Samarinda, Busam.ID – Satu persatu barang jualan diangkut petugas Satuan Polisi Pamong Praja (Satpol PP) di sepanjang Jalan Kemakmuran Kecamatan Sungai Pinang, Kamis (12/5/22) sore.
Selain barang dagangan, petugas juga membongkar puluhan Lapak Pedagang Kaki Lima yang dianggap melanggar peraturan daerah (Perda).
Penertiban sempat diwarnai aksi protes dari seorang wanita PKL. Wanita paruh baya tersebut terus meronta lantaran lapak dagangannya diangkut petugas. Akibatnya sejumlah Satpol PP perempuan berusaha menenangkan wanita tersebut.

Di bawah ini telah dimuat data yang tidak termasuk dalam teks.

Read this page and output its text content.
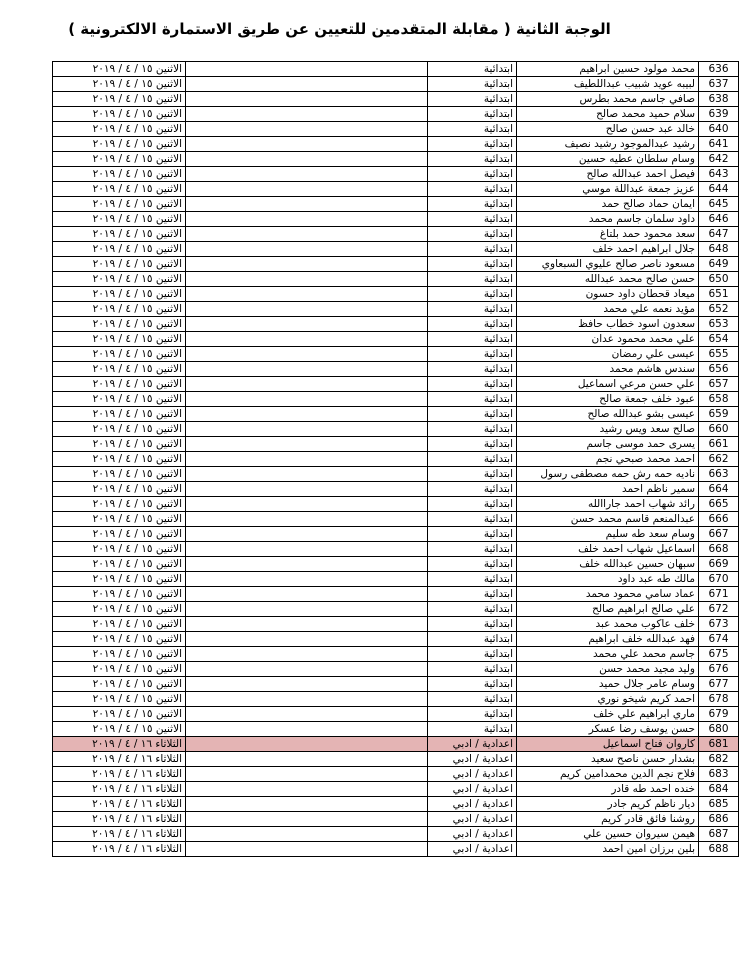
الوجبة الثانية ( مقابلة المتقدمين للتعيين عن طريق الاستمارة الالكترونية )
الاثنين ١٥ / ٤ / ٢٠١٩		ابتدائية	محمد مولود حسين ابراهيم	636
الاثنين ١٥ / ٤ / ٢٠١٩		ابتدائية	لبيبه عويد شبيب عبداللطيف	637
الاثنين ١٥ / ٤ / ٢٠١٩		ابتدائية	صافي جاسم محمد بطرس	638
الاثنين ١٥ / ٤ / ٢٠١٩		ابتدائية	سلام حميد محمد صالح	639
الاثنين ١٥ / ٤ / ٢٠١٩		ابتدائية	خالد عبد حسن صالح	640
الاثنين ١٥ / ٤ / ٢٠١٩		ابتدائية	رشيد عبدالموجود رشيد نصيف	641
الاثنين ١٥ / ٤ / ٢٠١٩		ابتدائية	وسام سلطان عطيه حسين	642
الاثنين ١٥ / ٤ / ٢٠١٩		ابتدائية	فيصل احمد عبدالله صالح	643
الاثنين ١٥ / ٤ / ٢٠١٩		ابتدائية	عزيز جمعة عبداللة موسي	644
الاثنين ١٥ / ٤ / ٢٠١٩		ابتدائية	ايمان حماد صالح حمد	645
الاثنين ١٥ / ٤ / ٢٠١٩		ابتدائية	داود سلمان جاسم محمد	646
الاثنين ١٥ / ٤ / ٢٠١٩		ابتدائية	سعد محمود حمد بلتاغ	647
الاثنين ١٥ / ٤ / ٢٠١٩		ابتدائية	جلال ابراهيم احمد خلف	648
الاثنين ١٥ / ٤ / ٢٠١٩		ابتدائية	مسعود ناصر صالح عليوي السبعاوي	649
الاثنين ١٥ / ٤ / ٢٠١٩		ابتدائية	حسن صالح محمد عبدالله	650
الاثنين ١٥ / ٤ / ٢٠١٩		ابتدائية	ميعاد قحطان داود حسون	651
الاثنين ١٥ / ٤ / ٢٠١٩		ابتدائية	مؤيد نعمه علي محمد	652
الاثنين ١٥ / ٤ / ٢٠١٩		ابتدائية	سعدون اسود خطاب حافظ	653
الاثنين ١٥ / ٤ / ٢٠١٩		ابتدائية	علي محمد محمود عدان	654
الاثنين ١٥ / ٤ / ٢٠١٩		ابتدائية	عيسى علي رمضان	655
الاثنين ١٥ / ٤ / ٢٠١٩		ابتدائية	سندس هاشم محمد	656
الاثنين ١٥ / ٤ / ٢٠١٩		ابتدائية	علي حسن مرعي اسماعيل	657
الاثنين ١٥ / ٤ / ٢٠١٩		ابتدائية	عبود خلف جمعة صالح	658
الاثنين ١٥ / ٤ / ٢٠١٩		ابتدائية	عيسى بشو عبدالله صالح	659
الاثنين ١٥ / ٤ / ٢٠١٩		ابتدائية	صالح سعد ويس رشيد	660
الاثنين ١٥ / ٤ / ٢٠١٩		ابتدائية	يسرى حمد موسى جاسم	661
الاثنين ١٥ / ٤ / ٢٠١٩		ابتدائية	احمد محمد صبحي نجم	662
الاثنين ١٥ / ٤ / ٢٠١٩		ابتدائية	ناديه حمه رش حمه مصطفى رسول	663
الاثنين ١٥ / ٤ / ٢٠١٩		ابتدائية	سمير ناظم احمد	664
الاثنين ١٥ / ٤ / ٢٠١٩		ابتدائية	رائد شهاب احمد جاراالله	665
الاثنين ١٥ / ٤ / ٢٠١٩		ابتدائية	عبدالمنعم قاسم محمد حسن	666
الاثنين ١٥ / ٤ / ٢٠١٩		ابتدائية	وسام سعد طه سليم	667
الاثنين ١٥ / ٤ / ٢٠١٩		ابتدائية	اسماعيل شهاب احمد خلف	668
الاثنين ١٥ / ٤ / ٢٠١٩		ابتدائية	سبهان حسين عبدالله خلف	669
الاثنين ١٥ / ٤ / ٢٠١٩		ابتدائية	مالك طه عبد داود	670
الاثنين ١٥ / ٤ / ٢٠١٩		ابتدائية	عماد سامي محمود محمد	671
الاثنين ١٥ / ٤ / ٢٠١٩		ابتدائية	علي صالح ابراهيم صالح	672
الاثنين ١٥ / ٤ / ٢٠١٩		ابتدائية	خلف عاكوب محمد عبد	673
الاثنين ١٥ / ٤ / ٢٠١٩		ابتدائية	فهد عبدالله خلف ابراهيم	674
الاثنين ١٥ / ٤ / ٢٠١٩		ابتدائية	جاسم محمد علي محمد	675
الاثنين ١٥ / ٤ / ٢٠١٩		ابتدائية	وليد مجيد محمد حسن	676
الاثنين ١٥ / ٤ / ٢٠١٩		ابتدائية	وسام عامر جلال حميد	677
الاثنين ١٥ / ٤ / ٢٠١٩		ابتدائية	احمد كريم شيخو نوري	678
الاثنين ١٥ / ٤ / ٢٠١٩		ابتدائية	ماري ابراهيم علي خلف	679
الاثنين ١٥ / ٤ / ٢٠١٩		ابتدائية	حسن يوسف رضا عسكر	680
الثلاثاء ١٦ / ٤ / ٢٠١٩		اعدادية / ادبي	كاروان فتاح اسماعيل	681
الثلاثاء ١٦ / ٤ / ٢٠١٩		اعدادية / ادبي	بشدار حسن ناصح سعيد	682
الثلاثاء ١٦ / ٤ / ٢٠١٩		اعدادية / ادبي	فلاح نجم الدين محمدامين كريم	683
الثلاثاء ١٦ / ٤ / ٢٠١٩		اعدادية / ادبي	خنده احمد طه قادر	684
الثلاثاء ١٦ / ٤ / ٢٠١٩		اعدادية / ادبي	ديار ناظم كريم جادر	685
الثلاثاء ١٦ / ٤ / ٢٠١٩		اعدادية / ادبي	روشنا فائق قادر كريم	686
الثلاثاء ١٦ / ٤ / ٢٠١٩		اعدادية / ادبي	هيمن سيروان حسين علي	687
الثلاثاء ١٦ / ٤ / ٢٠١٩		اعدادية / ادبي	بلين برزان امين احمد	688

“Saya sudah lama diberikan himbauan, cuma karena kebutuhan hidup saya harus berjualan. Maksudku ini biar sore ini berjualan sedangkan besok dan seterusnya tidak berjualan lagi.” Akunya kepada awak media.
Kepala Satpol PP melalui Sekretarisnya Syahrir mengatakan, sebelum dilakukan pembongkaran, petugas sudah memberikan teguran melalui surat yang dilayangkan kepada pedagang.
“Kami sudah melakukan pendekatan secara humanis dan beberapa kali sudah memberikan teguran baik secara lisan maupun tersurat, hanya saja tidak diindahkan. Dengan terpaksa penertiban dilakukan dengan cara pembongkaran dan mengangkut puluhan lapak mereka,” ujjar Syahrir.
Dalam penertiban, hadir Camat Samarinda Sungai Pinang Siti Hasanah, yang dalam kesempatan itu membenarkan bahwa phaknya sudah sering kali menyurati secara resmi bahkan secara langsung kepada para pedagang.
“Ada 122 lapak pedagang terdiri dari pedagang buah, makanan dan lainnya. Kami sudah melakukan sosialisasi dan surat tertulis lebih dari 10 kali, hanya saja hingga saat ini mereka tetap berjualan di kawasan tersebut. ,” ungkapnya Camat.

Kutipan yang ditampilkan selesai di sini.